Ideas: Persuade Justice Stephen Breyer to retire as soon as possible and quickly confirm his replacement; get rid of the filibuster; with the filibuster out of the way, pass structural reform legislation, such as an updated Voting Rights Act, a raft of electoral reforms (H.R. 1), statehood for Washington, D.C., and an expansion of the Supreme Court by adding four new justices, as well as creating additional judgeships at the lower court levels.
The people in this camp don’t agree on everything, but they foresee a nightmarish (and fairly plausible) scenario for Democrats, and they’re proposing a series of steps to avoid that calamity. Here’s the Democratic nightmare: Biden and congressional Democrats pass a few major bills over the next two years but leave the filibuster in place, preventing the passage of major reforms to America’s electoral system. A federal judiciary stacked with Trump appointees strikes down all or parts of many of the laws the Democrats do pass as well as many of Biden’s executive actions, leaving Democrats few permanent policy victories and driving down the president’s approval ratings.
Meanwhile, Republicans use their control of most state legislatures to draw state legislative and U.S. House district lines in ways that are even more favorable to the GOP than the current ones and enact laws that make it harder for liberal-leaning voting blocs to cast ballots. Combine gerrymandering, voting limitations, lackluster poll numbers for Biden and the historic trend of voters rejecting the party of the incumbent president in a midterm election, and it results in the Republicans winning control of the House and the Senate and making even more gains at the state legislative level in November 2022.
Post-2022, Republicans in Congress block everything Biden tries to do, further driving down his approval ratings. Meanwhile, Republicans use their enhanced power at the state level to continue to adopt laws that make it harder for people in liberal-leaning constituencies to vote and harder for Democrats to win in swing states. Then, these laws are upheld by lower courts and a U.S. Supreme Court still packed with Trump appointees. In 2024, Biden (or whomever the Democrats nominate) wins the popular vote but still loses the Electoral College — in part because Republicans have limited Democratic votes in some swing states. A GOP with control of the White House, Senate, House and most state governments in 2025 then effectively creates a system of “minority rule” in which Republicans can keep control of America’s government for decades even if the majority of voters favor Democrats as well as liberal and left-of-center policies.

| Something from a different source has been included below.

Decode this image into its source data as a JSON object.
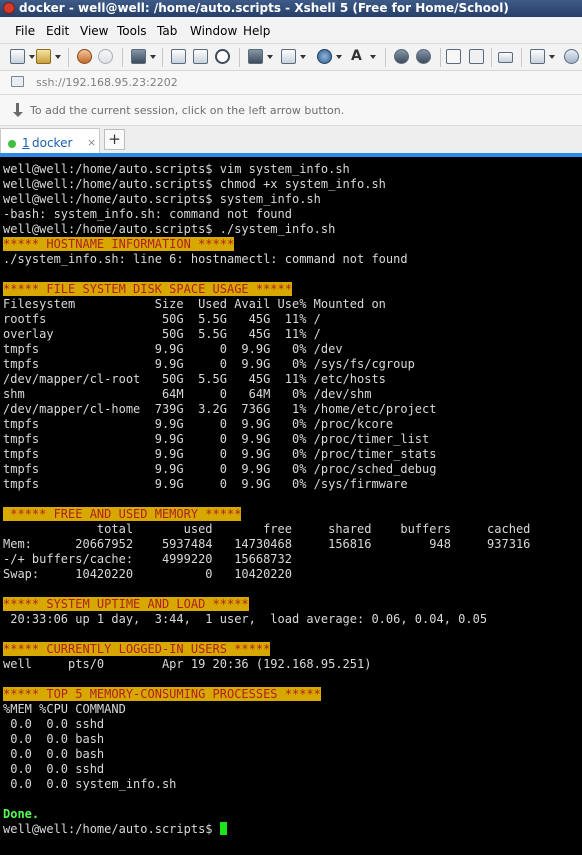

In this scenario, the Democratic Party is in peril, but in some ways so is American democracy more broadly. So to this camp, Democrats must act aggressively and quickly over the next two years to forestall this outcome, by getting rid of the filibuster as it currently operates (most legislation requires 60 votes to pass in the Senate) and enacting an aggressive “democracy agenda.” This is a pro-democratic (small “d”) agenda in many ways, particularly in giving residents of Washington, D.C., representation in Congress and enhancing protections of the right to vote for Black Americans who live in GOP-dominated states. But it’s also clearly a pro-Democratic agenda (big “D”) in that it would, for example, add the two senators from D.C., who would almost certainly be Democrats.ADVERTISING
Pfeiffer describes whether the Democrats get rid of the filibuster in the next two years as “the decision that will decide the next decade.” He argues that keeping the filibuster may be effectively “a decision to return to the minority and stay there for at least a decade.”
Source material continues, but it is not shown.